"I knit so I don't kill people" --bumper sticker spotted at Rhinebeck Sheep and Wool Festival
For Adrienne Martini, and countless others, knitting is the linchpin of sanity. As a working mother of two, Martini wanted a challenge that would make her feel in charge. So she decided to make the Holy Grail of sweaters--her own Mary Tudor, whose mind-numbingly gorgeous pattern is so complicated to knit that its mere mention can hush a roomful of experienced knitters. Created by reclusive designer Alice Starmore, the Mary Tudor can be found only in a rare, out-of-print book of Fair Isle-style patterns, "Tudor Roses, "and requires a discontinued, irreplaceable yarn. The sweater, Martini explains, "is a knitter's Mount Everest, our curse, and our compulsion. I want one more than I can begin to tell you."
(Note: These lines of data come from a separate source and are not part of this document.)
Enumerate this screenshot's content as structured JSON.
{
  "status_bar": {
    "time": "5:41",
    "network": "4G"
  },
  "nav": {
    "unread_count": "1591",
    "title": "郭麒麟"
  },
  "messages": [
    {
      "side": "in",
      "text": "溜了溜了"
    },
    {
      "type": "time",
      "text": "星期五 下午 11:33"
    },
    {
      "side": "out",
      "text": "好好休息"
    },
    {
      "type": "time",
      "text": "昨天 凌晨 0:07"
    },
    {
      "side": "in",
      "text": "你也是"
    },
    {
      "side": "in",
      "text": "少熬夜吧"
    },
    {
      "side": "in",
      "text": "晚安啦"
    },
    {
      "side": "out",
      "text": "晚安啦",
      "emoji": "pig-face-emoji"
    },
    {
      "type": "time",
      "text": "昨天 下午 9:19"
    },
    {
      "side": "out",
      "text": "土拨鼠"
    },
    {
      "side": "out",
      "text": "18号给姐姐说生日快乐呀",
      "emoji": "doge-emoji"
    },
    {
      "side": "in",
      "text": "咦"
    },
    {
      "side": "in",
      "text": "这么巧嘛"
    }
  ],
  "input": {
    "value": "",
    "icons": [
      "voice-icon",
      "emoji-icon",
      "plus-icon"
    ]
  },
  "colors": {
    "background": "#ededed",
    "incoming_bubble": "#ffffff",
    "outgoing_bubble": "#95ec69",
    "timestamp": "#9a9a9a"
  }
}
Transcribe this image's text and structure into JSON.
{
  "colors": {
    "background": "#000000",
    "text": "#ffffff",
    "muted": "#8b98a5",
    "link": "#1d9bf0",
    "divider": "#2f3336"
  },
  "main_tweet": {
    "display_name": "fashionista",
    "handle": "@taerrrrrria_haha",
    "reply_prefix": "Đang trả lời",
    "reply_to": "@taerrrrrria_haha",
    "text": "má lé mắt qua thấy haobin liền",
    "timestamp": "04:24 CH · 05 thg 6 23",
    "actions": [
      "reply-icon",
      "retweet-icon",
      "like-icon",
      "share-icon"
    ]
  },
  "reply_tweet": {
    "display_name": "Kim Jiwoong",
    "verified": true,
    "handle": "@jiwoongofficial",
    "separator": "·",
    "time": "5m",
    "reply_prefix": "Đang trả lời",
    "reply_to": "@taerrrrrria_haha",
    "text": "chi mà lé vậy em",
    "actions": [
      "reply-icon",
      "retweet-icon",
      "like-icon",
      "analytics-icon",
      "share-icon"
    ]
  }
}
And so she took on the challenge: one year, two needles, and countless knits and purls to conquer Mary Tudor while also taking care of her two kids, two cats, two jobs, and (thankfully) one husband--without unraveling in the process. Along the way, Adrienne investigates the tangled origins of the coveted pattern, inquires into the nature of artistic creation, and details her quest to buy supplies on the knitting black market. As she tries not to pull out her hair along with rows gone wrong, Martini gets guidance from some knitterati, who offer invaluable inspiration as she conquers her fear of Fair Isle. A wooly "Julie and Julia, "this epic yarn celebrates the profound joys of creating--and aspiring to--remarkable achievements.